I just came across a so called ‘slave contract’. lol
For BDSM. Yep. It did appear on the Fifty Shades of Grey.
Wow. When I started to type “Fifty Shades of Grey contract” into google, it does suggest words like “text” “pdf” “word doc”. Really? Oh nooo. So people want to copy that contract that appeared in the novel/movie?
The one I saw was all about the dom/master side. What the sub will do, how she should please the dom, and that by signing, the sub agrees that any acts between them are consensual.
In one sense, it may be a turn on for the sub, that she is going into this bdsm ‘relationship’. Imagination flowing from what’s written.
Once….very long time ago, one of a dom who was a lawyer wrote it for me, but we both knew it was all for fun. I won’ t probably waste my time to write one up although I can. (Has any sub written one? Has any sub written one and demanded the dom to sign it without any change allowed like this dom? haha. that could be fun. Speak about topping from bottom! Should I try? lol no. I think I would only select a dom who may give it back to me with mark-ups. And we won’t stop going back and forth )
The contract is not enforceable anyway. Even if it says everything done is consensual, the police, the court and prosecutors can toss that out so easily. At least in England and in Australia. The Criminal law will override it too. There are certain human rights provisions that apply too. So bad news for doms who wants to rely on it when they step over the set boundaries.
It ‘may’ be useful for 24/7 relationship to define where the BDSM relationship starts and ends, and pauses.
I told this sub, no. This isn’t want you want to agree with dom in writing. No need to be in a contract form. It was also one way contract. To be signed only by the sub. Mmmm. So there is a contract with additional places where the sub can add info but dom doesn’t have to sign? Let’s not get into the contract law argument. Should I make an exam piece from this? (no, I won’t…but it’s tempting but I might lose the job….or will I? Contract law or criminal law?).
What sub needs to do, is:
- agree on safe word(s); gestures;
- work on hard limits – what you don’t want to be done.
- what you want to be done – probably start from here, and discuss thoroughly. Thoroughly meaning, includes what you mean by ‘rough”, ‘hard’ etc. Emotional limits. Emotional limits, meaning, if it’s something that may trigger your trauma, put in the hard limit category. Medical limits?
- What will you call each other?
- (whichever sexually active partner should get) tests.
- Any allergies?
I would rather suggest using a BDSM checklist of a sort, both the dom and the sub filling it and seeing where both people’s mind agree, and where there aren’t an agreement. You (sub) may have some activity that she has dreamt of, but dom may not have an experience, so in that case, both of you need to take it slowly.
It’ll be easier if both of you sit together and discuss in detail and take a note of it. As I said above, not every word means the same thing. ‘Rough’ means apple to dom and ‘rough’ means orange to sub. There is no meeting of minds here.
If you are a beginner, before going into the first session, discuss what is going to happen in the first session. Ask him to describe it. For example, if the dom says I want to tie you hands in the back. You may say to him, Ok but you have to be careful about my shoulder as I have an old injury. Is there going to be sex involved? Ask him to wear a condom. Ask him to take it slowly.

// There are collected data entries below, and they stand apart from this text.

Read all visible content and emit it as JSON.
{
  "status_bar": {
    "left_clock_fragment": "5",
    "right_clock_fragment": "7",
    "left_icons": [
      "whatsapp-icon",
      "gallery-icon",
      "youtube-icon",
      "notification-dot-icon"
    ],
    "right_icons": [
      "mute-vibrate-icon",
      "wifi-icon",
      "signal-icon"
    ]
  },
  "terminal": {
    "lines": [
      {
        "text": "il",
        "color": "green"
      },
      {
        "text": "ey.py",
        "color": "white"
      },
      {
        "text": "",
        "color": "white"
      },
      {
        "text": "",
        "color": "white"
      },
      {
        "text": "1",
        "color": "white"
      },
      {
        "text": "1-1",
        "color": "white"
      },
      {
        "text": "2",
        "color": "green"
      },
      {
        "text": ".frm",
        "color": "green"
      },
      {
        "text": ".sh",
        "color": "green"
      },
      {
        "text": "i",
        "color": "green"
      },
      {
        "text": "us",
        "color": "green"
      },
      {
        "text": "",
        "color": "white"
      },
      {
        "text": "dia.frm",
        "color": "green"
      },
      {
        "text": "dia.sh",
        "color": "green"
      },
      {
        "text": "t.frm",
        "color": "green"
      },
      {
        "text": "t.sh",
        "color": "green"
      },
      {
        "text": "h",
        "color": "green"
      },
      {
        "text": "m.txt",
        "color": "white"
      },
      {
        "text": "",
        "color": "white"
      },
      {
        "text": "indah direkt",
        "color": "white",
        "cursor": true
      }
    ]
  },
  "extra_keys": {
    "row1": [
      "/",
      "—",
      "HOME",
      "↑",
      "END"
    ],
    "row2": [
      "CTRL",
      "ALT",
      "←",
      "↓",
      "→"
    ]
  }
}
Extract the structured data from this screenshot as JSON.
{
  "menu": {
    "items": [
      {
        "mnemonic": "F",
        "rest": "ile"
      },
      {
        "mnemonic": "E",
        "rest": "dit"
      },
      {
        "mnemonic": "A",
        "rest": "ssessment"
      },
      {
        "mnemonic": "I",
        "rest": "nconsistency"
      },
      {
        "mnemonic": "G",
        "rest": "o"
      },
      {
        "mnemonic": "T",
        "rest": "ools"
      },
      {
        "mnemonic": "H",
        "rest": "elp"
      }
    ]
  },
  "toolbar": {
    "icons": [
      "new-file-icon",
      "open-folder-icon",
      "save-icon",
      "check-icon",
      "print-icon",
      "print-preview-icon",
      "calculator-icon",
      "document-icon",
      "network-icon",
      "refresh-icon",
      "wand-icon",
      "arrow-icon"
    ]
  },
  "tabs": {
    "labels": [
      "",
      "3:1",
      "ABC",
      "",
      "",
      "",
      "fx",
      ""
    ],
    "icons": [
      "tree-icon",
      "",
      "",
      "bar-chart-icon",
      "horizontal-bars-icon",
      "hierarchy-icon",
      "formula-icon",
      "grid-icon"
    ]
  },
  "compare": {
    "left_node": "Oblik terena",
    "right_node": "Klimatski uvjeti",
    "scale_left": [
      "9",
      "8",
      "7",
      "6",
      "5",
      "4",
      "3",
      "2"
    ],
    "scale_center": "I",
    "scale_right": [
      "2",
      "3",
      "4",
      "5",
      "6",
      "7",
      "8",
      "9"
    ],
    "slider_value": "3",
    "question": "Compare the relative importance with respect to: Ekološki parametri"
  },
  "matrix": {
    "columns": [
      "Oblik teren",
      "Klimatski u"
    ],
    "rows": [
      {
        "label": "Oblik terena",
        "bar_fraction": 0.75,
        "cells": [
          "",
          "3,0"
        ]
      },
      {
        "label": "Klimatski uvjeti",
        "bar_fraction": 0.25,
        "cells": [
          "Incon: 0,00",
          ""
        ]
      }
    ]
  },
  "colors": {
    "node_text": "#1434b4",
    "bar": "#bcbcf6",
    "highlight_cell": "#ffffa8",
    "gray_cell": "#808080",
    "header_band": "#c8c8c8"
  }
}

A dom says ‘let’s play it by ear’. OK for an experienced dom and an experienced sub. Like…I haven’t decided if I want bruising from a spanking/belt /cane (usually do), but depends on the night and I trust and know I can stop the dom, at any time so no issues for me.
Oh by the way, nothing to do with the BDSM contract, but once there was someone who wanted me to sign a non-disclosure contract. If anything, it needs to be mutual contract. Not one way.